|Collection:||Athens, Agora Museum|
|Title:||Statue of a goddess|
|Context:||From Athens, Agora|
|Findspot:||Excavated at Athens, Agora (found in 1970 built into a Byzantine wall in front of the Royal Stoa).|
|Summary:||Personification of Themis or possibly Demokratia|
|Sculpture Type:||Free-standing statue|
|Placement:||On a base in front of the Royal Stoa|
|Original or Copy:||Original|
|Date:||ca. 350 BC - ca. 325 BC|
|Dimensions:||H. 1.54 m (H. restored ca. 2.95)|
Subject Description: Colossal female figure probably representing a personification. Themis (Justice), Demokratia, and Tyche (Fortune) have been suggested. Found one meter from a large base immediately in front of the Royal Stoa. On the theory that the colossus would not have moved far and hence should be connected with this base and the Royal Stoa, and because of her resemblance to a slightly later statue of Themis from Rhamnous (Attica) for which she may have served as a prototype, Themis is the most likely identification. Since references to a cult of Demokratia do appear in Athens in the 330s and at least one such statue was set up in this area, that identification cannot be excluded. The statue held a long metal staff or spear in the crook of her left arm.
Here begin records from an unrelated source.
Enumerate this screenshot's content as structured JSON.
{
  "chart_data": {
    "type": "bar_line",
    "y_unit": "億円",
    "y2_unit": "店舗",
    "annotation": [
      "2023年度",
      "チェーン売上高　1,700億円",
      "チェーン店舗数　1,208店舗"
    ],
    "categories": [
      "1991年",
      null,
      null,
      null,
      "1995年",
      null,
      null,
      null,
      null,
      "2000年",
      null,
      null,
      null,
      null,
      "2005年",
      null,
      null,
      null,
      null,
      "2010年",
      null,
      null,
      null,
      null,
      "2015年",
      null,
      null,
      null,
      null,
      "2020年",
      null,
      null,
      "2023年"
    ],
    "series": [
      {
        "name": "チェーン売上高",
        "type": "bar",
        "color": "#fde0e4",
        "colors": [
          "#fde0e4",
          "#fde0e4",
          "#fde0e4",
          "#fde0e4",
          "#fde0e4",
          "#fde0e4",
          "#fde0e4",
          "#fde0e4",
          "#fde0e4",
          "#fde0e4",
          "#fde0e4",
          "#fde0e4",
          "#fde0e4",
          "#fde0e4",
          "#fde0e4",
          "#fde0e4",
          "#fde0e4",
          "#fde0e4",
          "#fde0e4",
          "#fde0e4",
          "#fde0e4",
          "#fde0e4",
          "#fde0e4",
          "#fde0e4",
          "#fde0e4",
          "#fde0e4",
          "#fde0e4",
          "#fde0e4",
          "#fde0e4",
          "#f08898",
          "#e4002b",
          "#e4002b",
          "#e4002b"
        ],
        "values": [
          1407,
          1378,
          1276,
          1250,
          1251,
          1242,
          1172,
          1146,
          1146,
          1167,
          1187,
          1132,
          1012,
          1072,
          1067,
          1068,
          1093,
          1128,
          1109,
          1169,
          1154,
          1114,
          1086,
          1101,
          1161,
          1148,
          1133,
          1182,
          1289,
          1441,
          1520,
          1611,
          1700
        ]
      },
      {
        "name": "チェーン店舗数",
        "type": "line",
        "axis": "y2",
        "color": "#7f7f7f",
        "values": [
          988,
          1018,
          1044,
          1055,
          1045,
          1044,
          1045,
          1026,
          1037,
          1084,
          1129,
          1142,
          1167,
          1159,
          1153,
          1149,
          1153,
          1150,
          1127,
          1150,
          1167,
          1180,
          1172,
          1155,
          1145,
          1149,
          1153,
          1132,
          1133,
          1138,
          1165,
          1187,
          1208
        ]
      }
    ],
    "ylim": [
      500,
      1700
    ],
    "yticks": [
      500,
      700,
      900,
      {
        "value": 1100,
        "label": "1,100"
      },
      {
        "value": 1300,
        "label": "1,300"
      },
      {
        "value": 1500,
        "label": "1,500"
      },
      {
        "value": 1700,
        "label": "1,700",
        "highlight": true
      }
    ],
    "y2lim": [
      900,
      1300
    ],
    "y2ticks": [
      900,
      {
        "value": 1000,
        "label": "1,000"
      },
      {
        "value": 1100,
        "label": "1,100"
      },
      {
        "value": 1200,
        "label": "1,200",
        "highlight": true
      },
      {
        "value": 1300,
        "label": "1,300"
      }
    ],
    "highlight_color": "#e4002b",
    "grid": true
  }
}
Form & Style: Figure wears a chiton of thin, crinkly fabric, almost transparent where it is stretched tight over the body. Breasts and stomach appear almost bare. Shoulder cord girt high under breasts further emphasizes body and probably has iconographic significance as well. Himation hangs low and loose around right hip, forming series of horizontal folds over projecting leg. Heavy use of running drill, though not such long stretches as appear in slightly later sculpture. Stands at head of Hellenistic tradition.
Date Description: A more specific dating of ca. 340-330 B.C. has been suggested by several scholars.
Condition: Single piece
Condition Description: Torso broken just above knees, below shoulder of right arm and below elbow of left (which was doweled). Inset head and neck now missing.